Counting Paths Manually
The graph may contain many overlapping routes. Maximum flow automatically handles all interactions.
Ignoring Direction
Directed and undirected graphs produce different answers.
Forgetting Path Extraction
The flow value gives the number of paths, but many applications also require the actual routes.
Edge-Disjoint vs Vertex-Disjoint
Edge-disjoint paths may share vertices.
Example:
s -> A -> C -> t
s -> B -> C -> t
share vertex:
C
but not necessarily edges.
If vertices must also be unique, a different model is needed.
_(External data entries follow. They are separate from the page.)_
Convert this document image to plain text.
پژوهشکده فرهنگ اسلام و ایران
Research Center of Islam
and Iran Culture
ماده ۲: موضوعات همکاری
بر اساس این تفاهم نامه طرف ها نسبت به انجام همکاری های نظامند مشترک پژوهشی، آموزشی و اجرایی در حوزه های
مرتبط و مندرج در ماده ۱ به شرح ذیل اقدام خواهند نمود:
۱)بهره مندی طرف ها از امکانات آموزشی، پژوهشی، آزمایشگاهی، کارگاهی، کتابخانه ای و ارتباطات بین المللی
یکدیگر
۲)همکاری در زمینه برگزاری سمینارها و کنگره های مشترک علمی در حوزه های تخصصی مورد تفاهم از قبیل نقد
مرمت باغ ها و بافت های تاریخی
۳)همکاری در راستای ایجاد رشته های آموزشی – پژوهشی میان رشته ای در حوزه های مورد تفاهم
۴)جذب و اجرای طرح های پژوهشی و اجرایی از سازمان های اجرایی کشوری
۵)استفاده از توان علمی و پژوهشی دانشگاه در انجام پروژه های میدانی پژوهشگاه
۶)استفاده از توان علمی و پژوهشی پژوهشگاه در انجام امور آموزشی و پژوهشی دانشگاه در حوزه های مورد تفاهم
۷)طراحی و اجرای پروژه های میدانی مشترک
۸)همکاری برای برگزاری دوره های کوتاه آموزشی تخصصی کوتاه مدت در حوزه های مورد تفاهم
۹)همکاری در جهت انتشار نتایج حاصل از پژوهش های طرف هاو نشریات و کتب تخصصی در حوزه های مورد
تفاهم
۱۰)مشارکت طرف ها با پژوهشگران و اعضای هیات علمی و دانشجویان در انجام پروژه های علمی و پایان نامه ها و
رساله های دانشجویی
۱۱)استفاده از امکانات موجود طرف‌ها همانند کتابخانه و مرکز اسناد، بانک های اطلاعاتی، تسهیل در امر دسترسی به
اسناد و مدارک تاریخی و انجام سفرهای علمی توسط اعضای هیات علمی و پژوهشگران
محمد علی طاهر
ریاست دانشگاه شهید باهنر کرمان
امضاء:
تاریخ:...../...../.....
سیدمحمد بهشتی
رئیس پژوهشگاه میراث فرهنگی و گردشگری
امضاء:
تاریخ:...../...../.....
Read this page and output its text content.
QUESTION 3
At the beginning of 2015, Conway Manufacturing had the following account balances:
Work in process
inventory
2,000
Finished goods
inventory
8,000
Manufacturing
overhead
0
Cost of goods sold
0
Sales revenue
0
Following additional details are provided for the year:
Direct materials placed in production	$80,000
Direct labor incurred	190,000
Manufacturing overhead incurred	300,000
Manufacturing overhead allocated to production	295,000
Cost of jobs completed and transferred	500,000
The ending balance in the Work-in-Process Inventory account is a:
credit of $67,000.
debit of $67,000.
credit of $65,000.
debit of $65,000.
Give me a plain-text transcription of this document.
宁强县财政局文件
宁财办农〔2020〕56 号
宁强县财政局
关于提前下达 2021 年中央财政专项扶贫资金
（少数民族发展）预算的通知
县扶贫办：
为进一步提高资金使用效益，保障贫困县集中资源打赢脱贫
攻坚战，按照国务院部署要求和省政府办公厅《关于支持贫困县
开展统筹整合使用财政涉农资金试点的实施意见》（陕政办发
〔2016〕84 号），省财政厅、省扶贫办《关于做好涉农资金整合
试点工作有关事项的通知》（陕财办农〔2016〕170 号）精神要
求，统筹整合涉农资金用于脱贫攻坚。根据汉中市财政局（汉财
The next recipe introduces vertex-disjoint paths and shows how vertex capacities and node splitting provide the solution.
Discussion
Edge-disjoint paths provide a beautiful example of modeling. The original problem does not mention capacities, residual graphs, or augmenting paths. Yet a simple capacity assignment transforms it into a maximum-flow instance.
This reduction is more than a clever trick. It reveals that network reliability, connectivity, and routing are fundamentally flow problems.
Takeaway
To compute the maximum number of edge-disjoint paths between two vertices, assign capacity 1 to every edge and compute the maximum flow. The resulting flow value equals the maximum number of independent routes.
This reduction is a direct consequence of the max-flow min-cut theorem and provides an efficient way to solve reliability, routing, and connectivity problems. The next recipe extends the idea to vertex-disjoint paths, where vertices rather than edges become the constrained resource.